Один из воинов сделал шаг ко мне и взмахнул мечом. Клинок с удивительной легкостью разрезал воздух. К тому же боец отлично контролирует инерцию движения, отчего у меня совсем не остается шансов выжить в битве.
Если вы не вступите в битву, то через шестьдесят секунд особенность "Путь дегро" вступит в новую фазу. Пожалуйста, поторопитесь!

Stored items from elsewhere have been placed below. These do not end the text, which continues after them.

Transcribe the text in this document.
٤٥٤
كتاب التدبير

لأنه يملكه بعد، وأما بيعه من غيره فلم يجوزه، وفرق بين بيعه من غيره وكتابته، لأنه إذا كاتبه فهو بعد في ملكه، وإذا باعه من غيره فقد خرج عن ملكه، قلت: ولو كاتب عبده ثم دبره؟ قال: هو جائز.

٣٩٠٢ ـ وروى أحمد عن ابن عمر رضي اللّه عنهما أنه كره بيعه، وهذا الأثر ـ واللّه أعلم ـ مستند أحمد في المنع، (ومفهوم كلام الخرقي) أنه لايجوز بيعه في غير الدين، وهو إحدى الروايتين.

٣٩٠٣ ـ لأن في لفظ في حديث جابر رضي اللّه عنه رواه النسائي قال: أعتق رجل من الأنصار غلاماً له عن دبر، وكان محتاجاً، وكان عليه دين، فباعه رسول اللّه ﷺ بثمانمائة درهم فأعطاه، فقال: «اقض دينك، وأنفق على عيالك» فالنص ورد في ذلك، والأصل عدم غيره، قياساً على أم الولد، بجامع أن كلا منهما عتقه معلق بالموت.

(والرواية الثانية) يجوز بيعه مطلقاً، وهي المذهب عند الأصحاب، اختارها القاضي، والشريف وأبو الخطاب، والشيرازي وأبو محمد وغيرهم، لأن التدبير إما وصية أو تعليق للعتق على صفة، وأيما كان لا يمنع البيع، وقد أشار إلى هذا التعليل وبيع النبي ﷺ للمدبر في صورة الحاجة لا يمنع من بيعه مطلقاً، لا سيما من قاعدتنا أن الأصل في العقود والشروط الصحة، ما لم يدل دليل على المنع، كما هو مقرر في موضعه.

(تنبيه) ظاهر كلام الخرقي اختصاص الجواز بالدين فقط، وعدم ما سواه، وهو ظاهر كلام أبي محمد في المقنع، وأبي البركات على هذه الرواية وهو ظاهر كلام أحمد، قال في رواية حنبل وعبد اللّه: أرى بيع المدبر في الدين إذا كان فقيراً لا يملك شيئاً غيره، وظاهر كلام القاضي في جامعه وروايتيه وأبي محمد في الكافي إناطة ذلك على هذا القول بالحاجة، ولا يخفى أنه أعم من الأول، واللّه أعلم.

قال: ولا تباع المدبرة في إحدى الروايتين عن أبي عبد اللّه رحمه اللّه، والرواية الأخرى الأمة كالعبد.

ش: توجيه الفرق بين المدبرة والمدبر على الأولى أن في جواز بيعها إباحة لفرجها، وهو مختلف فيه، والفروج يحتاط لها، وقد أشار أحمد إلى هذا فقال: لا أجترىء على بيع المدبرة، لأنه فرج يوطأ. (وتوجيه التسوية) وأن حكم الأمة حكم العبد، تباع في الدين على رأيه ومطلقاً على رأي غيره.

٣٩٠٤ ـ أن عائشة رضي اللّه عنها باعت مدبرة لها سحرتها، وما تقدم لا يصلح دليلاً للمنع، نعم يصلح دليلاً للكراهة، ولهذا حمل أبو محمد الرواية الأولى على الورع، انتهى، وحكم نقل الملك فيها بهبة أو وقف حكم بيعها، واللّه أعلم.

Дрожа, я направился к поляне.
К смерти нельзя привыкнуть. Быстрая и легкая или долгая и тяжелая — боль всегда сводит с ума. Мало того: я научился различать её оттенки. Некоторые даже нравятся, некоторые ненавидишь. Но смерть не обойти. Она всегда добирается до меня, хватает ледяными пальцами и забирает в спасительную тьму. Однако забирает лишь на время.
А потом я открываю глаза, — и всё начинается по новой. Свист мечей, тяжелое дыхание, бряцанье доспехов, хруст травы под ногами, сменяющийся хрустом ломаемых костей. Не успеваешь проанализировать бой. А как доверять интуиции, когда та — сука! — молчит?